For some time, our offshore partners have helped with source-code production and design documentation, as well as the manufacture of some of our products. More recently, the IT department has outsourced portions of our help desk, systems administration and application development functions.

One of my main concerns is that our partners comply with certain requirements before they can connect to our network. The policy mandates patches, virus protection, network segmentation and intellectual property protection. Such policies are necessary, but issuing them doesn't guarantee compliance. That's why audits are necessary.

I audit most of our partners once a year and high-risk partners every six months. It can get expensive, so I decided to follow my company's example this time and do some offshore outsourcing. I started with India.

I recently hired a consultant in the U.S. to perform a three-day assessment. He charged $8,000. A similar assignment in India using a local consultant would cost $1,000. The savings are obvious, even before travel costs are factored in. The question was whether the work would be of comparable quality.

I collected several résumés and conducted telephone interviews, finally settling on a consultant willing to travel all over India. He could perform not just the pending audit but those of our many Indian partners.

The assessment was of a partner with about 25 engineers doing design documentation. We haven't worked with this partner for very long and had yet to audit it. Since this partner is fairly small, an audit of its operations seemed like a low-risk way to evaluate the consultant's performance. He performed flawlessly, preparing a meaningful report.

As for the partner, its failings were the result of a catch-22. The partner's only permissible access is via a VPN tunnel to our corporate offices so the engineers can communicate with the design documentation server. The engineers check out design documents, work on them and then check them in when they're done. According to our policy, the partner can't back-connect to its own company network.

Here's the catch: One of my requirements is that partners keep their systems current with antivirus updates and patches. The security audit discovered that the 25 desktops hadn't been patched in almost a year. That sounds bad, but we've seen this problem before. Windows Update and Symantec antivirus definition updates require Internet access.

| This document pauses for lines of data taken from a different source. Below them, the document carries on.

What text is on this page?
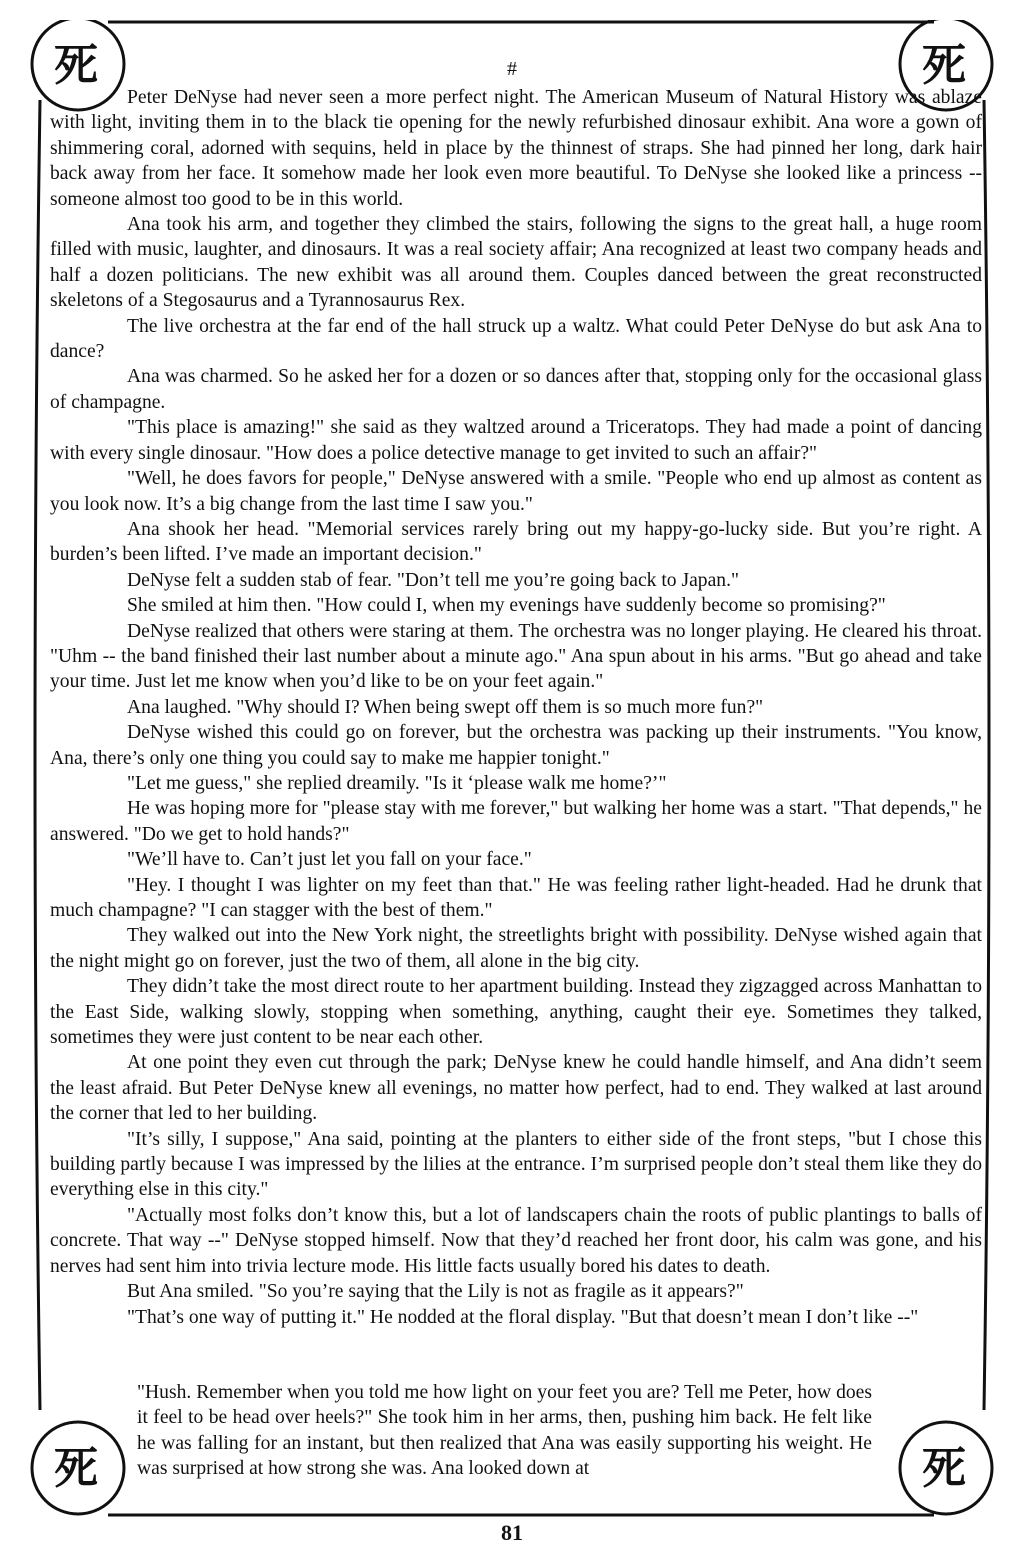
死	死
死	死
#

Peter DeNyse had never seen a more perfect night. The American Museum of Natural History was ablaze with light, inviting them in to the black tie opening for the newly refurbished dinosaur exhibit. Ana wore a gown of shimmering coral, adorned with sequins, held in place by the thinnest of straps. She had pinned her long, dark hair back away from her face. It somehow made her look even more beautiful. To DeNyse she looked like a princess -- someone almost too good to be in this world.

Ana took his arm, and together they climbed the stairs, following the signs to the great hall, a huge room filled with music, laughter, and dinosaurs. It was a real society affair; Ana recognized at least two company heads and half a dozen politicians. The new exhibit was all around them. Couples danced between the great reconstructed skeletons of a Stegosaurus and a Tyrannosaurus Rex.

The live orchestra at the far end of the hall struck up a waltz. What could Peter DeNyse do but ask Ana to dance?

Ana was charmed. So he asked her for a dozen or so dances after that, stopping only for the occasional glass of champagne.

"This place is amazing!" she said as they waltzed around a Triceratops. They had made a point of dancing with every single dinosaur. "How does a police detective manage to get invited to such an affair?"

"Well, he does favors for people," DeNyse answered with a smile. "People who end up almost as content as you look now. It’s a big change from the last time I saw you."

Ana shook her head. "Memorial services rarely bring out my happy-go-lucky side. But you’re right. A burden’s been lifted. I’ve made an important decision."

DeNyse felt a sudden stab of fear. "Don’t tell me you’re going back to Japan."

She smiled at him then. "How could I, when my evenings have suddenly become so promising?"

DeNyse realized that others were staring at them. The orchestra was no longer playing. He cleared his throat. "Uhm -- the band finished their last number about a minute ago." Ana spun about in his arms. "But go ahead and take your time. Just let me know when you’d like to be on your feet again."

Ana laughed. "Why should I? When being swept off them is so much more fun?"

DeNyse wished this could go on forever, but the orchestra was packing up their instruments. "You know, Ana, there’s only one thing you could say to make me happier tonight."

"Let me guess," she replied dreamily. "Is it ‘please walk me home?’"

He was hoping more for "please stay with me forever," but walking her home was a start. "That depends," he answered. "Do we get to hold hands?"

"We’ll have to. Can’t just let you fall on your face."

"Hey. I thought I was lighter on my feet than that." He was feeling rather light-headed. Had he drunk that much champagne? "I can stagger with the best of them."

They walked out into the New York night, the streetlights bright with possibility. DeNyse wished again that the night might go on forever, just the two of them, all alone in the big city.

They didn’t take the most direct route to her apartment building. Instead they zigzagged across Manhattan to the East Side, walking slowly, stopping when something, anything, caught their eye. Sometimes they talked, sometimes they were just content to be near each other.

At one point they even cut through the park; DeNyse knew he could handle himself, and Ana didn’t seem the least afraid. But Peter DeNyse knew all evenings, no matter how perfect, had to end. They walked at last around the corner that led to her building.

"It’s silly, I suppose," Ana said, pointing at the planters to either side of the front steps, "but I chose this building partly because I was impressed by the lilies at the entrance. I’m surprised people don’t steal them like they do everything else in this city."

"Actually most folks don’t know this, but a lot of landscapers chain the roots of public plantings to balls of concrete. That way --" DeNyse stopped himself. Now that they’d reached her front door, his calm was gone, and his nerves had sent him into trivia lecture mode. His little facts usually bored his dates to death.

But Ana smiled. "So you’re saying that the Lily is not as fragile as it appears?"

"That’s one way of putting it." He nodded at the floral display. "But that doesn’t mean I don’t like --"

"Hush. Remember when you told me how light on your feet you are? Tell me Peter, how does it feel to be head over heels?" She took him in her arms, then, pushing him back. He felt like he was falling for an instant, but then realized that Ana was easily supporting his weight. He was surprised at how strong she was. Ana looked down at

81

Our partner lacked an in-house means of updating the workstations, so we had to loosen the firewall rules and create some static routes to allow the desktops to connect to the Internet, but only to update Windows and the antivirus definitions.

There were a couple of other small configuration items, but for the most part, this partner was clean. No backdoor access to its corporate network, no suspicious applications, no indications of a compromised network, no unauthorized wireless access points, no insecure firewall or router configurations, and no indication of thumb drives or external hard drives. In addition, nondisclosure agreements and sufficient physical security controls were in place.


Other than the lack of patches and antivirus updates, this partner got a clean bill of health, but more important, I've found a cost-effective way to conduct partner assessments in India. Now I have to work on finding the same in Russia!